Statistical Uncertainty in Word Embeddings: GloVe-V
Andrea Vallebueno, Cassandra Handan-Nader, Christopher D. Manning, Daniel E. Ho
TL;DR
This paper introduces GloVe-V, a scalable method to quantify reconstruction error uncertainty for GloVe word embeddings by modeling the embedding optimization as a probabilistic problem and deriving a multivariate normal distribution over word vectors. The approach yields per-word variance estimates and a principled delta-method or resampling-based route to propagate uncertainty into downstream statistics such as cosine similarity, neighbor rankings, model performance, and bias measures. Key contributions include the statistical foundations for reconstruction-variance in GloVe, demonstrations of how variance alters conclusions in word similarity, model comparison, and bias analyses, and public data release with pre-computed embeddings and variances. The method is computationally efficient relative to document bootstrap and provides a coherent framework for significance testing in NLP, though it is limited to words with sufficient co-occurrence context and currently tailored to the GloVe model. The authors also acknowledge potential extensions to transformer-based representations and other sources of uncertainty, outlining clear avenues for future work.
Abstract
Static word embeddings are ubiquitous in computational social science applications and contribute to practical decision-making in a variety of fields including law and healthcare.

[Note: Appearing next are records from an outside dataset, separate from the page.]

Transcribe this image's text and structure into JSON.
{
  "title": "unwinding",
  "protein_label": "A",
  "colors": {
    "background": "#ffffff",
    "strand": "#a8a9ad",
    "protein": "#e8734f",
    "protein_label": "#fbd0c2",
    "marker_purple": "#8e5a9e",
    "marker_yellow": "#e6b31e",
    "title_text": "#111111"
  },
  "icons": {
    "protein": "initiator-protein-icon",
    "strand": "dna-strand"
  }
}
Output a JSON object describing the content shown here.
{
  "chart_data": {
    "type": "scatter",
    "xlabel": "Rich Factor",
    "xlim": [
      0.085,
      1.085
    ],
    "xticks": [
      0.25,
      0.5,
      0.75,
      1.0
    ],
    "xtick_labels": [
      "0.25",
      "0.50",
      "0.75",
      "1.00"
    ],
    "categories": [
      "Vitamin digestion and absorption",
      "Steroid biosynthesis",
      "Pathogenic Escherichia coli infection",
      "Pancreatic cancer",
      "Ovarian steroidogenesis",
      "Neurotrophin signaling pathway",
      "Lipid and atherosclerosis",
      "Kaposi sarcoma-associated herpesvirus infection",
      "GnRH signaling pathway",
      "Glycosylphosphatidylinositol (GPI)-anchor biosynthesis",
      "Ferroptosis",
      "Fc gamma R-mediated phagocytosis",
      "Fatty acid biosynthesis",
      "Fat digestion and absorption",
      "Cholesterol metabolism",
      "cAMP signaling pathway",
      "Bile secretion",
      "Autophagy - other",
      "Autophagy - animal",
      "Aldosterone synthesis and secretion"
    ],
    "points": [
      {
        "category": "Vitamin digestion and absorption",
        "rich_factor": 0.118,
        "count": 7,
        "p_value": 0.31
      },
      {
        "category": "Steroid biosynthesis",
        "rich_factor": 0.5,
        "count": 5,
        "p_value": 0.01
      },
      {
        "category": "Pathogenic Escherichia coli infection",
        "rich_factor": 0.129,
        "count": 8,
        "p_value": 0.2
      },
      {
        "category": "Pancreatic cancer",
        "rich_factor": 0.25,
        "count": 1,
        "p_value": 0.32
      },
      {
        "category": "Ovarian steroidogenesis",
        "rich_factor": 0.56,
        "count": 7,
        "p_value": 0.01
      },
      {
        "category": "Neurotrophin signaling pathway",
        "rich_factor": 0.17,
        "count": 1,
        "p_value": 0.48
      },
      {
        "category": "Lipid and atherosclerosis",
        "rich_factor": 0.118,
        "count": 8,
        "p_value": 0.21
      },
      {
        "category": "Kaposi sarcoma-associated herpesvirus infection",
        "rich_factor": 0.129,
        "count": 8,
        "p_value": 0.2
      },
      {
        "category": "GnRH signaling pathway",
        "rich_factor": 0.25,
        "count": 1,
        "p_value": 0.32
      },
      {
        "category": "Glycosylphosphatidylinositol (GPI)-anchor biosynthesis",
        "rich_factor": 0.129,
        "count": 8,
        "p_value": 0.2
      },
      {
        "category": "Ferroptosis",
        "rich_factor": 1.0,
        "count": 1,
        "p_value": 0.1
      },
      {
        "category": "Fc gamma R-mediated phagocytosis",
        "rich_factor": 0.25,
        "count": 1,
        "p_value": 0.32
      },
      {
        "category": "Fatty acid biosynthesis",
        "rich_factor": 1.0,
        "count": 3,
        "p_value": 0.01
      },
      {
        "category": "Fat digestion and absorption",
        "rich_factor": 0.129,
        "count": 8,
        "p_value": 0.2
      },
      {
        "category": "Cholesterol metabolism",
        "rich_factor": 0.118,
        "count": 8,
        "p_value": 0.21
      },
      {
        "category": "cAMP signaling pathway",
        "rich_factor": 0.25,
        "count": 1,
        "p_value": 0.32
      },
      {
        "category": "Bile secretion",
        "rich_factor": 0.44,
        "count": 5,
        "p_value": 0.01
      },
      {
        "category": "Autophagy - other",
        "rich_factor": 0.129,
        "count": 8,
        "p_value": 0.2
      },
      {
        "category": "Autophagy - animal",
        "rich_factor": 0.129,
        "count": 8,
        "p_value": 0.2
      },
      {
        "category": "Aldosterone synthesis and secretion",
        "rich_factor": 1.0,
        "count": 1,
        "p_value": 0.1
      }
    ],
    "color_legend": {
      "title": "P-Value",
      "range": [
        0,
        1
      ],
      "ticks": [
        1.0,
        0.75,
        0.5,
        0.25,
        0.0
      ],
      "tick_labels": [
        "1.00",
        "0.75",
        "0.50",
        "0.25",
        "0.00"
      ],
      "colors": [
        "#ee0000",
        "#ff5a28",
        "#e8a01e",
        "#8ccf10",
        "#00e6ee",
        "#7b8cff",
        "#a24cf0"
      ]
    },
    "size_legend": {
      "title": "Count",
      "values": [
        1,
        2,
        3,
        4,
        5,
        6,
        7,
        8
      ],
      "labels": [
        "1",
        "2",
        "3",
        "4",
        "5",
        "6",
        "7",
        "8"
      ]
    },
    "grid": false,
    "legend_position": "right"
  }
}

However, assessing the statistical uncertainty in downstream conclusions drawn from word embedding statistics has remained challenging. When using only point estimates for embeddings, researchers have no streamlined way of assessing the degree to which their model selection criteria or scientific conclusions are subject to noise due to sparsity in the underlying data used to generate the embeddings. We introduce a method to obtain approximate, easy-to-use, and scalable reconstruction error variance estimates for GloVe (Pennington et al., 2014), one of the most widely used word embedding models, using an analytical approximation to a multivariate normal model. To demonstrate the value of embeddings with variance (GloVe-V), we illustrate how our approach enables principled hypothesis testing in core word embedding tasks, such as comparing the similarity between different word pairs in vector space, assessing the performance of different models, and analyzing the relative degree of ethnic or gender bias in a corpus using different word lists.